DİNE KARŞI DİN

MUSTAFA BOZACIOĞLU

VAN 8.04.2015 10:30:15 0
DİNE KARŞI DİN
Tarih: 01.01.0001 00:00
 Vahyin inzali zaten yoldan çıkan, istikameti kaybeden, vahyi terk edip arkasına atan, kelimelerin yerlerini değiştiren, anlamını yitiren insanlığı yeniden istikamete sevk etmek amaçlıdır. Amaç, yitirilen kavramları, terk edilen kulluk hassasiyetlerini, kaybedilen samimiyeti, bozulan safiyeti yeniden inşa etmektir!
 
Başlık merhum Ali Şeriati’den iktibas edilmiştir. İşleyeceğimiz konuyu tek cümle ile ifade etme niteliğini haiz veciz bir deyimdir. Aslında onun yıllar öncesinden bunu tesbit ederek söylemesi, öncesindeki benzer söylemler de dikkate alındığında ve bugün gündeme tekrar getirilmesi, hatta gündemden hiç düşmemesi düşünüldüğünde konunun önemini dikta etmektedir bizlere…
Aslında seçtiğimiz başlıklardan biri de ‘Algı ve Gerçekler’ idi. Konunun algı yönetimi, endoktrinasyon, enforme dezenforme, retorik, şartlı refleks, öğrenilmiş çaresizlik vb. konularla ilişkisi düşünüldüğünde ‘algı’ ile ‘gerçeklerin’ birbirine karışması, katıştırılması, yer değiştirmesi söz konusu!
Konumuz, ‘din algısı’; halkın çok sevdiği ve fakat aynı oranda da bilmediği ‘din hakikati’… Nereden başlasak, ne söylesek, nasıl ifade etsek! Tam bir muamma! Tamamen paradoks! İşte hemen hiçbir zaman bu boyutta bir karmaşaya dönüşmemiş bu konu, ne dersek diyelim, ne kadar yumuşatmaya çalışırsak çalışalım, ‘Dine karşı din’ olgusu ile anlatılabilir, en net ve en özet olarak!

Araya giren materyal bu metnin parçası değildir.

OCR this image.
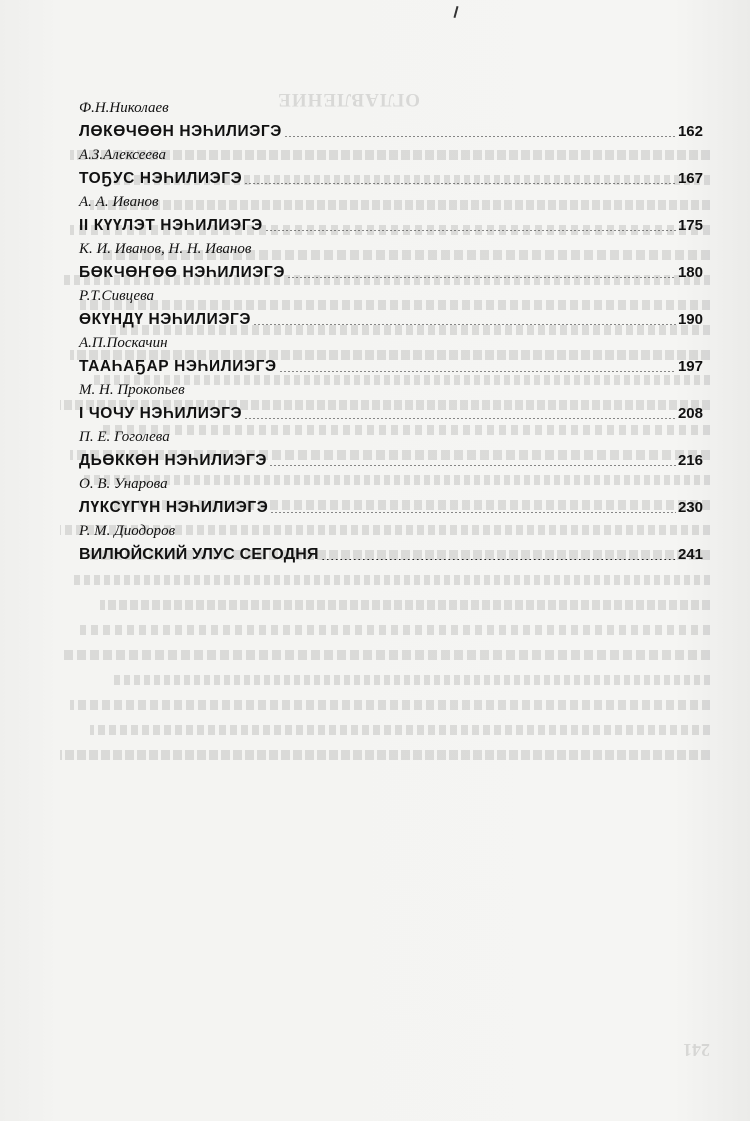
ОГЛАВЛЕНИЕ
241
Ф.Н.Николаев
ЛӨКӨЧӨӨН НЭҺИЛИЭГЭ	162
А.З.Алексеева
ТОҔУС НЭҺИЛИЭГЭ	167
А. А. Иванов
II КҮҮЛЭТ НЭҺИЛИЭГЭ	175
К. И. Иванов, Н. Н. Иванов
БӨКЧӨҤӨӨ НЭҺИЛИЭГЭ	180
Р.Т.Сивцева
ӨКҮНДҮ НЭҺИЛИЭГЭ	190
А.П.Поскачин
ТААҺАҔАР НЭҺИЛИЭГЭ	197
М. Н. Прокопьев
I ЧОЧУ НЭҺИЛИЭГЭ	208
П. Е. Гоголева
ДЬӨККӨН НЭҺИЛИЭГЭ	216
О. В. Унарова
ЛҮКСҮГҮН НЭҺИЛИЭГЭ	230
Р. М. Диодоров
ВИЛЮЙСКИЙ УЛУС СЕГОДНЯ	241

Günah keçisi ilan edilen Emevilerden değil hemen Hz. Peygamberin irtihalinin akabinde ‘fitne’ unsuru hadiseler; kelam tartışmalarına evrilen muktesebat, saltanat ve iktidar algısının zemini ve şartları; mesajın hayata dönük yüzünün terk edilmesi ve imanın ‘inanç’ haline indirgenmesi; israiliyyat ve hırıstiyanlık kaynaklı rivayetler; zındıklıktan veya saflıktan kaynaklanan uydurma rivayetler; fetih hareketleri ile İslam’a ‘cümle kapısından’ değil de örf adet gelenek kaynaklı eski halin devamı üzere yoğun, denetimsiz, ölçüsüz ve güce dayalı, ‘teslim olmak’ içerikli girişler; tek kılavuz, yegane kaynakla irtibatın kesilmesi, risaletin şahitliğinin terk edilmesi, ahiretin unutulması, yarışın yanlış alana çevrilmesi; tasavvufi, batıni, hurufi çevrelerin İslam’ı blokajı, çevreleme hareketleri, aklın emanete verilmesi, düşüncenin yitirilmesi; bilim ve bilgi ile irtibatın kesilmesi, hakikatlerin duygu ve vicdana havale edilmesi, ibadetle siyaset ilişkisinin kopartılması, iman ile amelin arasının ayrılması, salihatın unutulması.. şeklinde akla ilk gelenler olarak sıralanabilecek bir sürü husus, gelenek veya nihayetinde geleneğe dönüşen modern, iç (beriki ve nefs) ve dış (öteki/şeytan ve değişimin, değişkenlerin zaman ve şartları) etkiler, bu kopuşun, kırılmanın, gerçeklerin yerini algıların almasının, iletilen edDin’in yerine üretilen dinin geçirilmesinin zeminini, arka planını oluşturmaktadır. Bu etkiler bugün de aynıyla, artarak sürmektedir.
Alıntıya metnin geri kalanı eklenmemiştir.